Illness has an even more dramatic effect. A fever of just 1°C (about 1.8°F) above normal requires a 10 to 12.5% increase in metabolic rate. If you’re fighting an infection and your temperature is up by 2°C, your body could be burning 20 to 25% more energy at rest than usual. This is temporary, but it’s worth knowing if you checked your resting calories while feeling unwell.
How to Get a More Accurate Number
If you want to know your actual resting metabolic rate rather than an estimate, indirect calorimetry is available at some gyms, dietitian offices, and university research centers.
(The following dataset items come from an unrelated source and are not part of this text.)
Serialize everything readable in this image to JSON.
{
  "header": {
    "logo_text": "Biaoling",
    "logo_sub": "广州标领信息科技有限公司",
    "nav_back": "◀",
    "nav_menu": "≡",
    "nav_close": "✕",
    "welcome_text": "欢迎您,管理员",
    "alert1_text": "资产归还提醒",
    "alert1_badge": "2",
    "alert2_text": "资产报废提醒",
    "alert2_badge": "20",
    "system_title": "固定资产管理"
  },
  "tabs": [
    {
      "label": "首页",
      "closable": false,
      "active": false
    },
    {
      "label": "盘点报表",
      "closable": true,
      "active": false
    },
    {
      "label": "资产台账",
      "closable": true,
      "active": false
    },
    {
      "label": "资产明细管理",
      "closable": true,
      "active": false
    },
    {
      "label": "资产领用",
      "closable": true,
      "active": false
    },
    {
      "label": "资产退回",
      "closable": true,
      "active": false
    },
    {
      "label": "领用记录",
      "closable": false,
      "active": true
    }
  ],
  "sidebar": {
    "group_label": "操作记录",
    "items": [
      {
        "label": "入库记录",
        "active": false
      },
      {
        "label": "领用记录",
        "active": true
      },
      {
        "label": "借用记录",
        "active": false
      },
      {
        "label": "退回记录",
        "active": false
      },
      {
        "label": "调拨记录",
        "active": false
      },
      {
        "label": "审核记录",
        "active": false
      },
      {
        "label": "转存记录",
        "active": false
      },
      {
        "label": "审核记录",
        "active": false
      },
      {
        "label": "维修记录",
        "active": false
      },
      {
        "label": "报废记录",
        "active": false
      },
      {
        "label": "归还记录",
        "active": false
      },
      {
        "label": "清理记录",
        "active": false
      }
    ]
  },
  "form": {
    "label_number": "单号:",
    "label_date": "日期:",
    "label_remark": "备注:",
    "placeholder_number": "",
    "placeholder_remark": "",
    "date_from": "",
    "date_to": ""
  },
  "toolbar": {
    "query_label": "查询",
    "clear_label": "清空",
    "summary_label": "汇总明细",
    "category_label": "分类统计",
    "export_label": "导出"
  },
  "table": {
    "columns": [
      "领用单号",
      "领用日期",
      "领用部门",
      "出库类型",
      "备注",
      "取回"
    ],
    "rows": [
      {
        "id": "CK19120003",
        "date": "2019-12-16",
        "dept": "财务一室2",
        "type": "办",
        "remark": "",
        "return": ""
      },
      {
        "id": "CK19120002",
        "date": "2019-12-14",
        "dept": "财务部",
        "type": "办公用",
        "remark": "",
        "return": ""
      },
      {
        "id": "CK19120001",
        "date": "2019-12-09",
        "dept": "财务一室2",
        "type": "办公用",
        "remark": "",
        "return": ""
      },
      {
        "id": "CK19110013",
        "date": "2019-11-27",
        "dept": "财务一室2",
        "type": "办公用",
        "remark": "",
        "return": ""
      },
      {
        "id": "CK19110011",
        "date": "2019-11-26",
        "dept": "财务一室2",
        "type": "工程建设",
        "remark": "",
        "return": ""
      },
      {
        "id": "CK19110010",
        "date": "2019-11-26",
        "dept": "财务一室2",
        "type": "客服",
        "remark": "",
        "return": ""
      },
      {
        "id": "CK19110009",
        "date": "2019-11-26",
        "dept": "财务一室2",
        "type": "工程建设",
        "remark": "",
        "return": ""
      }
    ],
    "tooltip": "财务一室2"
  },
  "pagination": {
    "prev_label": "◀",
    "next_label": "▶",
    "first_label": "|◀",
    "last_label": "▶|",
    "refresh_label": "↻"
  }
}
You breathe into a mouthpiece or hood for 15 to 20 minutes while the device measures how much oxygen you consume. It typically costs $75 to $250.
For a more accurate estimate from a calculator, make sure you’re entering your current weight, height, age, and sex correctly. Use the Mifflin-St. Jeor equation rather than older formulas, as it performs best across diverse populations. And remember that the result is an average, not a personal measurement. Your actual number could reasonably be 10 to 15% higher or lower based on your muscle mass, genetics, and hormonal profile.
If your resting calorie number is high but you feel fine, maintain a stable weight, and don’t have symptoms like a racing heart or unexplained sweating, the most likely explanation is straightforward: you’re larger, more muscular, younger, or more genetically fortunate than you assumed.